Thanks David, yeah I think there the RVW Boult set is part of that series on EMI - the cover design is familiar. Look like reasonable price too .. nice.


----------



## emiellucifuge

Seeings as you are not new and it is probably nice to expand your borders, why dont you try Myaskovskys Complete Symphonies.

Soviet composer from the era you mention.


----------



## Jaime77

I read recently that Rostropovich thought very highly of this composer, ranking him with Prokofiev. Must check this out.


----------



## Ravellian

I recently bought the entire set of Wagner Operas in a set called "Great Operas from the Bayreuth Festival," for about $65 in USD, so that's maybe 35 pounds? It's a great set, too, with probably the best recording ever of Tristan, and a great Ring cycle.


----------



## Mirror Image

emiellucifuge said:


>


That's a great set! I've been making my through it recently. I'm only on Disc 4!

Anyway, I was particularly moved by Symphony No. 25. Love the way it started off with that Adagio in the first movement. I want to get his concerti at some point down the road. This set will keep me busy for a while.


----------



## Chi_townPhilly

Ravellian said:


> I recently bought the entire set of Wagner Operas in a set called "Great Operas from the Bayreuth Festival," for about $65 in USD, so that's maybe 35 pounds? It's a great set, too, with probably the best recording ever of Tristan, and a great Ring cycle.

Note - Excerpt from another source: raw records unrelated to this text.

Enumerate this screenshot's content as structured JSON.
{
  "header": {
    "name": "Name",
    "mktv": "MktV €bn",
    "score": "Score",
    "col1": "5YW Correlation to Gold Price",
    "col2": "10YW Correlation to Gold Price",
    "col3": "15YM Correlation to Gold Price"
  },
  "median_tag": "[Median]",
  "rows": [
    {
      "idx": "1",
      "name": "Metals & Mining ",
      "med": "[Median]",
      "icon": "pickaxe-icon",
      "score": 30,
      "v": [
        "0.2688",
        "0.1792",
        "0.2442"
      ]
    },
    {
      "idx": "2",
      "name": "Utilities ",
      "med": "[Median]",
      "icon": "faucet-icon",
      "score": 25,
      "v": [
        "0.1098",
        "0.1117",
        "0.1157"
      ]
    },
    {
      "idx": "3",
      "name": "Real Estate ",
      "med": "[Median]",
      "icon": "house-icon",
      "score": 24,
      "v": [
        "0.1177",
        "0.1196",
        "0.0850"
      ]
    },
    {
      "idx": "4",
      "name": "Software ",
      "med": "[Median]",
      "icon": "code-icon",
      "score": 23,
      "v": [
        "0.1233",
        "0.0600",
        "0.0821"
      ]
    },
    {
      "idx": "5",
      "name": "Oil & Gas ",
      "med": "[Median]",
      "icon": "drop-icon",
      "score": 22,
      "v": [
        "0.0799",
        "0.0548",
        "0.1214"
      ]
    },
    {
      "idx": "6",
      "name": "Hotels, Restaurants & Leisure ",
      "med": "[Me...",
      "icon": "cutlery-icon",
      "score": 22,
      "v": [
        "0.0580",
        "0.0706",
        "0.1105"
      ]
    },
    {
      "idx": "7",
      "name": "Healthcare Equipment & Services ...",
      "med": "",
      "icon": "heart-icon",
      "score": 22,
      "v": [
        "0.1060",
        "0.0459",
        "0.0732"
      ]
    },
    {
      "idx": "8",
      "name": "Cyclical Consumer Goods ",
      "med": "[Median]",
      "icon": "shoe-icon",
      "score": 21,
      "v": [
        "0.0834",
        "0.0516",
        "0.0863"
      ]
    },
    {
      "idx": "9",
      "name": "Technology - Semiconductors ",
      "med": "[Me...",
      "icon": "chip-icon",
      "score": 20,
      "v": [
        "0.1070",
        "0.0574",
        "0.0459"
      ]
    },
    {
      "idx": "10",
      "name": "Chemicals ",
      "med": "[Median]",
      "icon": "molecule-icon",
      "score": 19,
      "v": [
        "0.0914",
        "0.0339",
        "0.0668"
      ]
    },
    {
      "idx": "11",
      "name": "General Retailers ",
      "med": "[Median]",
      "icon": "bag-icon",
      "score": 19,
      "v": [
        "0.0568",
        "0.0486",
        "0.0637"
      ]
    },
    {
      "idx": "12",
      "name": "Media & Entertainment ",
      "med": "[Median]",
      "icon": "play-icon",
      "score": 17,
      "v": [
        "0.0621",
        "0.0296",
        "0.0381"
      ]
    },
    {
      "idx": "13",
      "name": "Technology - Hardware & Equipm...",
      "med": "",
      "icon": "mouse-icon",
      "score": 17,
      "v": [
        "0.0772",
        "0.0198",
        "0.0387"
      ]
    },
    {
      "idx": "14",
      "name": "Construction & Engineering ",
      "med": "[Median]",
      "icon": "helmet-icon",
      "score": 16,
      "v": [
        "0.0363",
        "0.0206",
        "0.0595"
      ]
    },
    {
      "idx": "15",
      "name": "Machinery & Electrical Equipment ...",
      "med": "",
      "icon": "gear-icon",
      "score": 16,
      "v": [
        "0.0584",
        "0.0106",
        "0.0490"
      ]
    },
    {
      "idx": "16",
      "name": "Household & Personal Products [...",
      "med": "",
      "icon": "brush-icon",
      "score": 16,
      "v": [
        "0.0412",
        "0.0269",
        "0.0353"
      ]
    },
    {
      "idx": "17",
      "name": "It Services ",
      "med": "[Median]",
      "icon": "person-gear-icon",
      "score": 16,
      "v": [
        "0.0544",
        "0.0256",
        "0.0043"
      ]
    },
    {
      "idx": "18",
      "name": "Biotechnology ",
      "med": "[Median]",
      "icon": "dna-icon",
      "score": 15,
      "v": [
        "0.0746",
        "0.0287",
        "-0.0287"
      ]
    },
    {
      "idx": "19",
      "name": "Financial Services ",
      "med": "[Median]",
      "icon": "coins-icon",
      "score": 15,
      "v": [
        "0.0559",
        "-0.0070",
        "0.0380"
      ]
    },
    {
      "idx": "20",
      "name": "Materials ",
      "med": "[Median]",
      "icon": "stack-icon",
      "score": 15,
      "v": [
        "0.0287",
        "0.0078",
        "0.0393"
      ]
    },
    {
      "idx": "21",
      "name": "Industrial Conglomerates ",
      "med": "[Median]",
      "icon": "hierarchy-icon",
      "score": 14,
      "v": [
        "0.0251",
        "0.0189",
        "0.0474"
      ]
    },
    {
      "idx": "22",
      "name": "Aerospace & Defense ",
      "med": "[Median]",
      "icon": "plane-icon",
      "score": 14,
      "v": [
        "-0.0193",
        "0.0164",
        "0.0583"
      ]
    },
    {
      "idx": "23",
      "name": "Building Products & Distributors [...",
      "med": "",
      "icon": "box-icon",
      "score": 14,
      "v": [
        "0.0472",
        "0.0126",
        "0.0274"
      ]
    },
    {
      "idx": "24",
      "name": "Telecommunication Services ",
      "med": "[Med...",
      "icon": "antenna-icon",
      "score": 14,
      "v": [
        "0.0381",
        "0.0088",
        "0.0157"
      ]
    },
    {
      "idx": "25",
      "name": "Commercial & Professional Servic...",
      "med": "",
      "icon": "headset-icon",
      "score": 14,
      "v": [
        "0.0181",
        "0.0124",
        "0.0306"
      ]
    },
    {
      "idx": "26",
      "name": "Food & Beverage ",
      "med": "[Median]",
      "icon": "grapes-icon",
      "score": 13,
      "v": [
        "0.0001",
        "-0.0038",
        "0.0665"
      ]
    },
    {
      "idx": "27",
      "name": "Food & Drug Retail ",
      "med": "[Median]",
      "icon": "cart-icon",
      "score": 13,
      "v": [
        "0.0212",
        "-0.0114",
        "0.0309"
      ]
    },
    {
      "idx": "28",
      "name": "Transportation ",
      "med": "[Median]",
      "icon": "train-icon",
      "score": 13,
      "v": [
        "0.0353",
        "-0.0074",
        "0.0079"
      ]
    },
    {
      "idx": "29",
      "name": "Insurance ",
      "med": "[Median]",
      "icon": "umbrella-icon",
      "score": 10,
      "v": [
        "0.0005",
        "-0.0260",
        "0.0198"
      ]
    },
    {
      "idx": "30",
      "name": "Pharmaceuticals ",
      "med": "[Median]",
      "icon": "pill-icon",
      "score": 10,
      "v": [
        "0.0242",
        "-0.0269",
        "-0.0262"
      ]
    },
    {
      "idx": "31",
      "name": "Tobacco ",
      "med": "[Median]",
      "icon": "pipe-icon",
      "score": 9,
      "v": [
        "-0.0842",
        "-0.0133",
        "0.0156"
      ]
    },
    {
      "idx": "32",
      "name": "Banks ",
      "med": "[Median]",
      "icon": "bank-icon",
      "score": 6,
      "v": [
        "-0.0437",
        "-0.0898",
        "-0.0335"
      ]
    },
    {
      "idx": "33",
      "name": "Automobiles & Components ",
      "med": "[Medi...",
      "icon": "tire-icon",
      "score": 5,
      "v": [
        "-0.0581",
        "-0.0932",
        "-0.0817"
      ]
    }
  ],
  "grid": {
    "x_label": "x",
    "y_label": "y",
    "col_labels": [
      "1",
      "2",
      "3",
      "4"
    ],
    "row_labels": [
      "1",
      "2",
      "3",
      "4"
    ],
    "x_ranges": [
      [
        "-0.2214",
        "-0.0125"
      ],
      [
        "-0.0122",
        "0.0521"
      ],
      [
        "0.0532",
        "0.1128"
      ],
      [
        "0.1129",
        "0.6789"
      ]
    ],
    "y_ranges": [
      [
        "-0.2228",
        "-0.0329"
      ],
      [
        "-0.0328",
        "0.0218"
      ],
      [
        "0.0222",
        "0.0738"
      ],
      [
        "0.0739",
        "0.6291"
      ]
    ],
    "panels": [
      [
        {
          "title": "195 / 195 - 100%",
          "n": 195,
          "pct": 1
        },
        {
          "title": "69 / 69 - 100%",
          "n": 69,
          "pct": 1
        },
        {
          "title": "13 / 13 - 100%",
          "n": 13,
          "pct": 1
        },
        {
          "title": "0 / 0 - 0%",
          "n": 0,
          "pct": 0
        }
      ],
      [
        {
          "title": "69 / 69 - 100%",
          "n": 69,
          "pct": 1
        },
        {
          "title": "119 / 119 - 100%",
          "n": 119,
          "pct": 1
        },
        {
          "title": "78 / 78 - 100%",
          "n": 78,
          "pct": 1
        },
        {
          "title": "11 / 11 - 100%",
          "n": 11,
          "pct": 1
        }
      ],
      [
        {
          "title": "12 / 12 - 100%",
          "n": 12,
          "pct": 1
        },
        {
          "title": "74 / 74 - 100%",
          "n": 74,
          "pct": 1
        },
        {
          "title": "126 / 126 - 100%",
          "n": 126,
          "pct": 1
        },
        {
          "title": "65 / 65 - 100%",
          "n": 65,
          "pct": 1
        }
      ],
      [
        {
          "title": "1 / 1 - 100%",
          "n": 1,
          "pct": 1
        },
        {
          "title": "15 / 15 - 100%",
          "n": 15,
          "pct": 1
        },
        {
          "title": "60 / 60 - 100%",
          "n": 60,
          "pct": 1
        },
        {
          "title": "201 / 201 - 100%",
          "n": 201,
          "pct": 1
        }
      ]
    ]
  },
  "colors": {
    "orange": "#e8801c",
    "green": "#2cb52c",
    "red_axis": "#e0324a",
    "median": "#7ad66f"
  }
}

Yup... I picked up the "Wagner Cube" last year. Whether some of the renditions there are _the best_ is probably a matter for another time, and possibly another thread... but I will agree with you that there are plenty of 'top-shelf' discs there, and the set is outstanding value for money!


----------



## emiellucifuge

Yes Myaskovsky was a life long friend of prokofiev!


----------